I used to miss those little “gotchas” when I’d get updates, etc. Now, I look for them. Do you want to make “Ask” your default search engine and add the “Ask” toolbar? No…..I have enough toolbars and I’m going to be getting rid of several of them.
CJ, I went searching for Firefox’s reset, and couldn’t locate it within the tools provided. Do I have to go to Mozilla and get that program?
CJ,
I went searching for Firefox’s reset that you mentioned, but couldn’t locate it in the menu bar, even under Tools, etc.. Do I have to download it from Mozilla?
I guess I should have asked the question first, instead of making the comment. That way, it would have been obvious that a question was present.
Well, Joe, let me see if I can find it.
Here you go.
http://support.mozilla.org/en-US/kb/reset-firefox-easily-fix-most-problems?s=firefox+reset&r=1&e=un&as=s
I went to “Help,” then asked ‘reset Firefox’ should you lose track of it again.

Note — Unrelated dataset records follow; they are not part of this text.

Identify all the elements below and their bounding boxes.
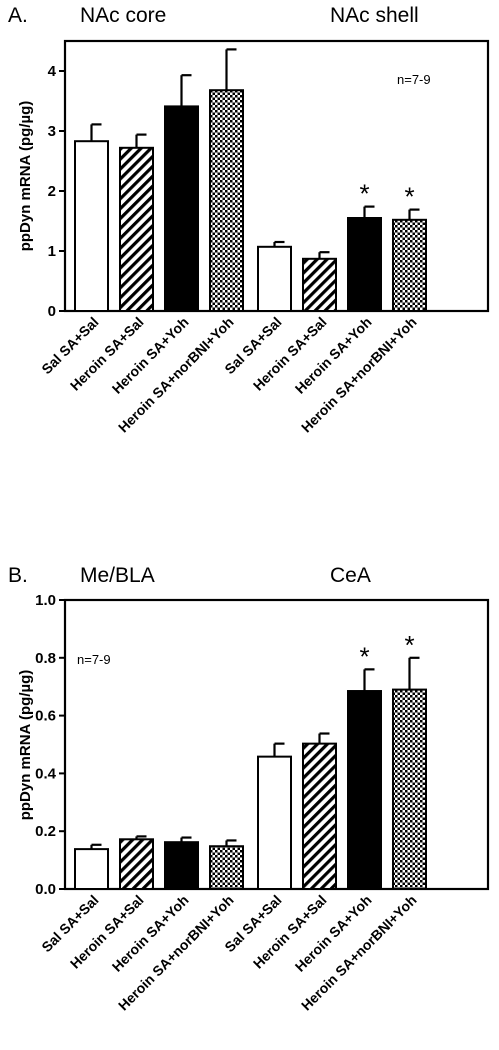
- panel-b: B. Me/BLA CeA ppDyn mRNA (pg/µg) 0.0 0.2 0.4 0.…: [8, 564, 490, 1013]
- y-tick-label: 2: [48, 183, 56, 200]
- category-label: Heroin SA+Yoh: [109, 892, 192, 975]
- significance-star: *: [404, 182, 414, 212]
- bar: [74, 140, 109, 312]
- significance-star: *: [404, 630, 414, 660]
- panel-letter: A.: [8, 4, 28, 27]
- significance-star: *: [359, 641, 369, 671]
- bar: [74, 848, 109, 890]
- bar: [347, 690, 382, 890]
- region-label: NAc core: [80, 4, 166, 27]
- y-tick-label: 4: [48, 63, 57, 80]
- bar: [257, 755, 292, 890]
- category-label: Heroin SA+Yoh: [109, 314, 192, 397]
- y-tick-label: 0.6: [35, 708, 56, 725]
- bar: [302, 257, 337, 312]
- bar: [209, 845, 244, 891]
- y-tick-label: 1.0: [35, 592, 56, 609]
- bar: [347, 217, 382, 312]
- n-note: n=7-9: [77, 652, 111, 667]
- bar: [209, 89, 244, 312]
- y-tick-label: 1: [48, 243, 56, 260]
- bar: [119, 838, 154, 890]
- region-label: CeA: [330, 564, 371, 587]
- category-label: Heroin SA+Yoh: [292, 892, 375, 975]
- panel-a: A. NAc core NAc shell ppDyn mRNA (pg/µg) 0 1 2…: [8, 4, 490, 435]
- region-label: NAc shell: [330, 4, 419, 27]
- y-axis-label: ppDyn mRNA (pg/µg): [17, 101, 34, 252]
- y-tick-label: 0.8: [35, 650, 56, 667]
- bar: [164, 105, 199, 313]
- bar: [302, 742, 337, 890]
- significance-star: *: [359, 179, 369, 209]
- bar: [119, 146, 154, 312]
- bar: [392, 218, 427, 312]
- region-label: Me/BLA: [80, 564, 155, 587]
- category-label: Heroin SA+Yoh: [292, 314, 375, 397]
- y-tick-label: 3: [48, 123, 56, 140]
- n-note: n=7-9: [397, 72, 431, 87]
- y-tick-label: 0.2: [35, 823, 56, 840]
- bar: [392, 688, 427, 891]
- bar: [164, 841, 199, 891]
- y-axis-label: ppDyn mRNA (pg/µg): [17, 670, 34, 821]
- y-tick-label: 0.4: [35, 765, 57, 782]
- panel-letter: B.: [8, 564, 28, 587]
- bar: [257, 245, 292, 312]
- y-tick-label: 0.0: [35, 881, 56, 898]
- y-tick-label: 0: [48, 303, 56, 320]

It will save ALL settings but it will lose all toolbars.
Unfortunately it will also include LastPass in that—as a toolbar. If you are using LastPass [a software that fills the blanks for all your passwords and forms and credit cards] it will not remove LastPass data, but it will have to be rewakened: just click on its icon and get it reinstated in your Firefox.
Thank you! I did try a reset Firefox and as you said, it took away the toolbars. Small loss for some of them, now, as I largely ignore most of the stuff on the toolbars nowadays.
Joe, I’m sure if you miss one, you have only to visit the parent site—or just call up the program from your hard drive, if it is like LastPass.
Internet Explorer 9…….the best way to download Mozilla Firefox.
SteveB’s comment about IE9 reminded me of the following link:
http://www.lolroflmao.com/2011/08/19/internet-explorer-10-which-browser-do-you-want-to-download/
I’ve been using Firefox since it was Netscape, except when forced to use IE by some sites (Dell as CJ mentioned, and my high school class website, of all things, since the links won’t work there in Firefox).
In Firefox you can always uncheck a toolbar so you don’t have to look at it, but I’d prefer not to install the thing to begin with. I think these add-on installs are getting worse; I don’t remember having to be so careful to avoid extra programs I didn’t want in the past.